Nahum Alain, Erhart Annette, Ahounou Daniel, Bonou Désiré, Van Overmeir Chantal, Menten Joris, Akogbeto Martin, Coosemans Marc, Massougbodji Achille, D'Alessandro Umberto
Centre de Recherches Entomologiques de Cotonou, Cotonou, Bénin.
Malar J. 2009 Mar 3;8:37. doi: 10.1186/1475-2875-8-37.
A study carried out in 2003-2005 in Southern Benin showed a day-28 sulphadoxine-pyrimethamine (SP) monotherapy failure rate greater than 40%, while for SP combined with artesunate (SP-AS) the failure rate was 5.3%. Such a large difference could be explained by the relatively short 28-day follow-up period, with a substantial number of recurrent infections possibly occurring after day 28. This paper reports the treatment outcome observed in the same study cohort beyond the initial 28-day follow-up.
After the 28-day follow-up, children treated with either chloroquine alone (CQ), SP or SP-AS, were visited at home twice a week until day 90 after treatment. A blood sample was collected if the child had fever (axillary temperature > or =37.5 degrees C). Total clinical failure for each treatment group was estimated by combining all the early treatment failures and late clinical failures that occurred over the whole follow-up period, i.e. from day 0 up to day 90. Pre-treatment randomly selected blood samples were genotyped for the dhfr gene (59) and the dhps gene (437 and 540) point mutations related to SP resistance.
The PCR-corrected clinical failure at day 90 was significantly lower in the SP-AS group (SP-AS: 2.7%, SP alone: 38.2%; CQ: 41.1%) (Log-Rank p < 0,001). The most prevalent haplotype was dhfr Arg-59 with the dhps Gly-437 mutant and the dhps 540 wild type (85.5%).

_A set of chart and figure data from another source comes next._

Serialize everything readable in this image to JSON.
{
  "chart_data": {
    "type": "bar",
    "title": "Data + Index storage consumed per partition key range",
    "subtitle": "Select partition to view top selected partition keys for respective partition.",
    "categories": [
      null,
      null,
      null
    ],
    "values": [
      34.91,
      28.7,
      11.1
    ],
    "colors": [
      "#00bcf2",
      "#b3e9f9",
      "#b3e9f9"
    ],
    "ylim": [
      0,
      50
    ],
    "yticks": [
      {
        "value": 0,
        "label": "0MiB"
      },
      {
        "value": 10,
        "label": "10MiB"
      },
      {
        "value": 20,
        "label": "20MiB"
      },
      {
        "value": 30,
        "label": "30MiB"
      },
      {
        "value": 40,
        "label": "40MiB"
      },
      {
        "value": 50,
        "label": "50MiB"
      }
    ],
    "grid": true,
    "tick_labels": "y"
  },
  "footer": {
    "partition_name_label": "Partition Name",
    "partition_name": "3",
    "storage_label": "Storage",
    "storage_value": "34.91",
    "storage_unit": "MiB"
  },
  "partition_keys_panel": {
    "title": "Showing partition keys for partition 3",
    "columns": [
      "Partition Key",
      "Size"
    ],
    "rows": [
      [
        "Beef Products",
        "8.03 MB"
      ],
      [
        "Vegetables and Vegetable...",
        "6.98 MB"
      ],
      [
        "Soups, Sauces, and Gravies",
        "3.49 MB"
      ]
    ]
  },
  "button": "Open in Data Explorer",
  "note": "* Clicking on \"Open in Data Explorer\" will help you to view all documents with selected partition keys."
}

The dhps 540 mutation could be found in only three (8.3%) samples.
Combining artesunate to SP dramatically increased the treatment efficacy, even when extending the follow-up to day 90 post-treatment, and despite the high percentage of failures following treatment with SP alone. Such a good performance may be explained by the low prevalence of the dhps 540 mutation, by the rapid parasite clearance with artesunate and by the level of acquired immunity.
2003年至2005年在贝宁南部开展的一项研究显示,磺胺多辛-乙胺嘧啶(SP)单药治疗在第28天的失败率超过40%,而SP与青蒿琥酯联合使用(SP-AS)时失败率为5.3%。如此大的差异可能是由于相对较短的28天随访期,大量复发性感染可能在第28天后发生。本文报告了在同一研究队列中初始28天随访期之后观察到的治疗结果。
在28天随访期之后,对单独使用氯喹(CQ)、SP或SP-AS治疗的儿童,每周两次进行家访,直至治疗后第90天。如果儿童发烧(腋温≥37.5摄氏度)则采集血样。通过合并整个随访期(即从第0天至第90天)内发生的所有早期治疗失败和晚期临床失败来估计每个治疗组的总临床失败情况。对治疗前随机选取的血样进行基因分型,检测与SP耐药相关的二氢叶酸还原酶(dhfr)基因(59位点)以及二氢蝶酸合酶(dhps)基因(437和540位点)的点突变。
在第90天,经PCR校正后的临床失败率在SP-AS组显著更低(SP-AS组:2.7%,单独使用SP组:38.2%;CQ组:4俯涪碘皇鄢郝碉酮冬捆1.1%)(对数秩检验p<0.001)。最常见的单倍型是带有dhps Gly-437突变体和dhps 540野生型的dhfr Arg-59(85.5%)。仅在三个(8.3%)样本中发现了dhps 540突变。
即使将随访期延长至治疗后第90天,且单独使用SP治疗后的失败率很高,但将青蒿琥酯与SP联合使用可显著提高治疗效果。如此良好的治疗效果可能是由于dhps 540突变的低发生率、青蒿琥酯对寄生虫的快速清除作用以及获得性免疫水平。